Caiman venezuelensis Temporal range: Pleistocene (Uquian-Lujanian) ~2.588–0.012 Ma PreꞒ Ꞓ O S D C P T J K Pg N ↓

Scientific classification
- Domain: Eukaryota
- Kingdom: Animalia
- Phylum: Chordata
- Class: Reptilia
- Clade: Archosauromorpha
- Clade: Archosauriformes
- Order: Crocodilia
- Family: Alligatoridae
- Genus: Caiman
- Species: †C. venezuelensis
- Binomial name: †Caiman venezuelensis Fortier & Rincón, 2012

= Caiman venezuelensis =

- Authority: Fortier & Rincón, 2012

Extinct species of reptile

Caiman venezuelensis is an extinct species of caiman that lived in South America during the Pleistocene. The holotype of C. venezuelensis — OR-1677, a partial left premaxilla bone — was discovered in the locality of El Breal of Orocual, in the Mesa Formation, in the state of Monagas, Venezuela, the country of which derives their species name.

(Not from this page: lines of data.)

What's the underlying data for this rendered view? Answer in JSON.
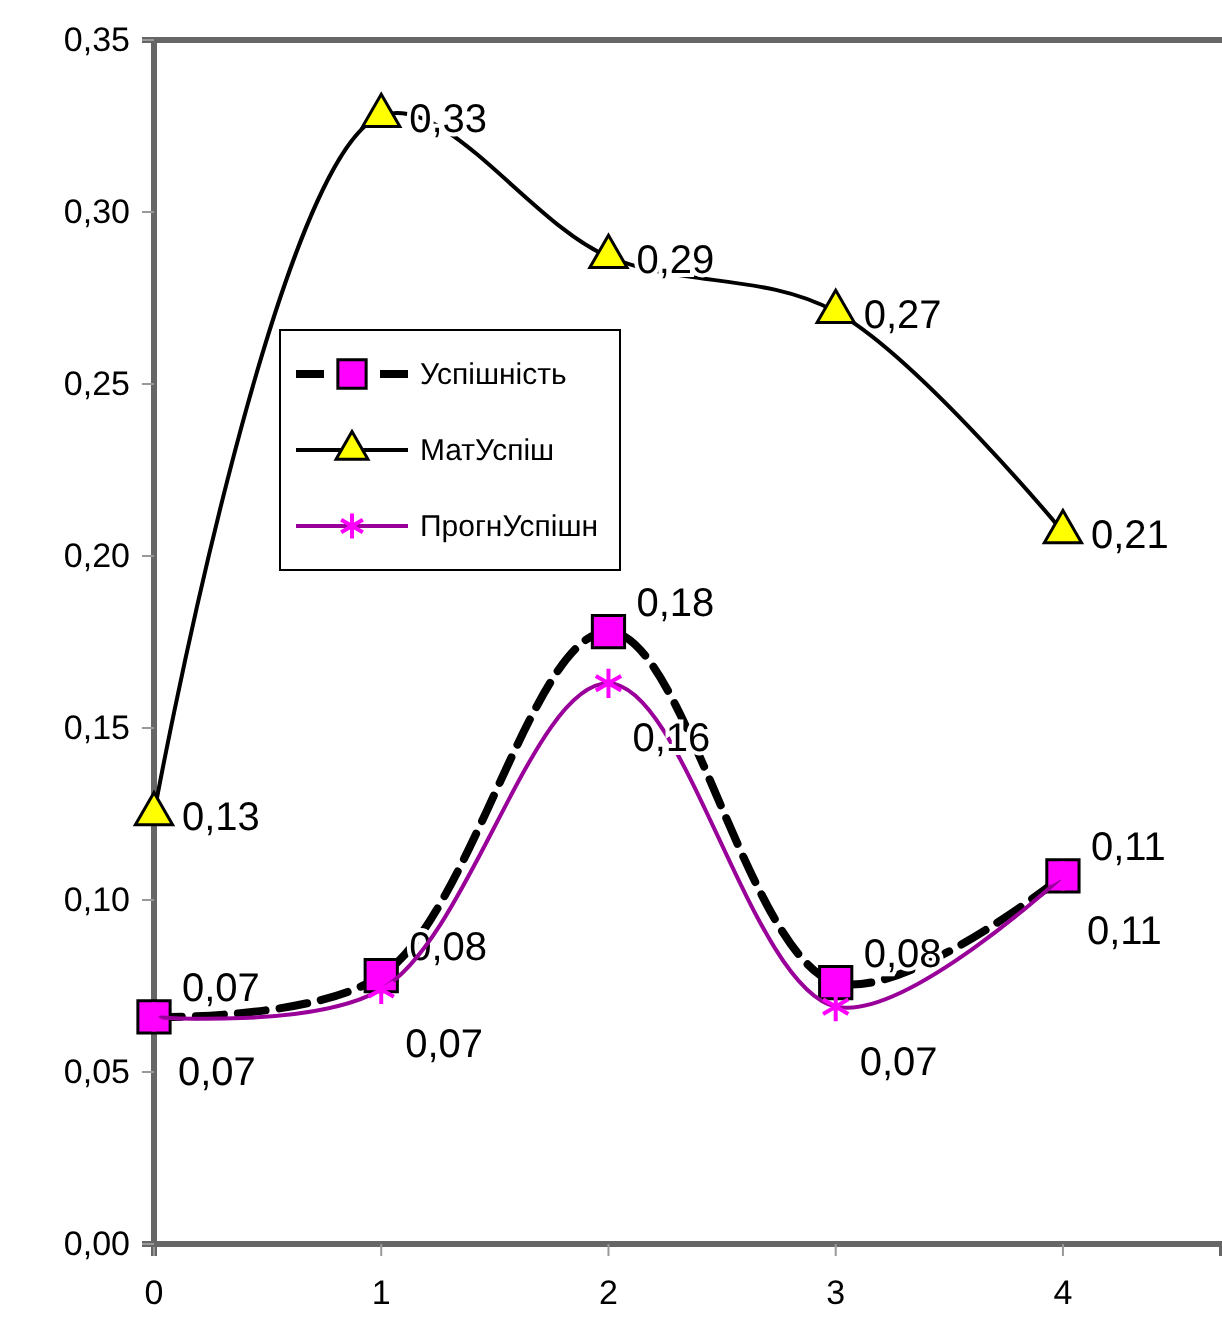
{
  "chart_data": {
    "type": "line",
    "x": [
      0,
      1,
      2,
      3,
      4
    ],
    "xlim": [
      0,
      4.7
    ],
    "xticks": [
      0,
      1,
      2,
      3,
      4
    ],
    "ylim": [
      0,
      0.35
    ],
    "yticks": [
      {
        "value": 0,
        "label": "0,00"
      },
      {
        "value": 0.05,
        "label": "0,05"
      },
      {
        "value": 0.1,
        "label": "0,10"
      },
      {
        "value": 0.15,
        "label": "0,15"
      },
      {
        "value": 0.2,
        "label": "0,20"
      },
      {
        "value": 0.25,
        "label": "0,25"
      },
      {
        "value": 0.3,
        "label": "0,30"
      },
      {
        "value": 0.35,
        "label": "0,35"
      }
    ],
    "grid": false,
    "legend": "left",
    "series": [
      {
        "name": "Успішність",
        "color": "#000000",
        "marker": "square",
        "line_style": "dashed",
        "values": [
          0.066,
          0.078,
          0.178,
          0.076,
          0.107
        ],
        "value_labels": [
          "0,07",
          "0,08",
          "0,18",
          "0,08",
          "0,11"
        ]
      },
      {
        "name": "МатУспіш",
        "color": "#000000",
        "marker": "triangle",
        "line_style": "solid",
        "values": [
          0.125,
          0.328,
          0.287,
          0.271,
          0.207
        ],
        "value_labels": [
          "0,13",
          "0,33",
          "0,29",
          "0,27",
          "0,21"
        ]
      },
      {
        "name": "ПрогнУспішн",
        "color": "#990099",
        "marker": "cross",
        "line_style": "solid",
        "values": [
          0.066,
          0.074,
          0.163,
          0.069,
          0.107
        ],
        "value_labels": [
          "0,07",
          "0,07",
          "0,16",
          "0,07",
          "0,11"
        ]
      }
    ]
  }
}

Cidade et al. (2019) rejected the classification of C. venezuelensis as a distinct species, and considered it to be a junior synonym of the extant spectacled caiman (Caiman crocodilus).

== Description ==
The premaxilla preserved measures 24.6 mm long, with an estimated total length of 28 to 30 mm. It has a strong premaxillary sutural surface, a hole developed in the fourth tooth of the jaw bone, and short spaces between the alveoli, indicating that despite its size, their characteristics were different from the current young alligatorids and thus corresponds to subadult or adult individual. Then C. venezuelensis could one of the smallest known species of alligatorids, even smaller than the dwarf caimans of the genus Paleosuchus. It is also distinguished from other alligatorids have long narrow premaxilla, about twice as long as wide.

== Distribution ==
Despite the abundance of fossil sites of the Pliocene and Pleistocene in South America, the remains of crocodilians of these periods are scarce and fragmentary and generally little studied. C. venezuelensis is one of the few findings confirmed of a distinct species of this period and may help clarify the history of this group after the Miocene.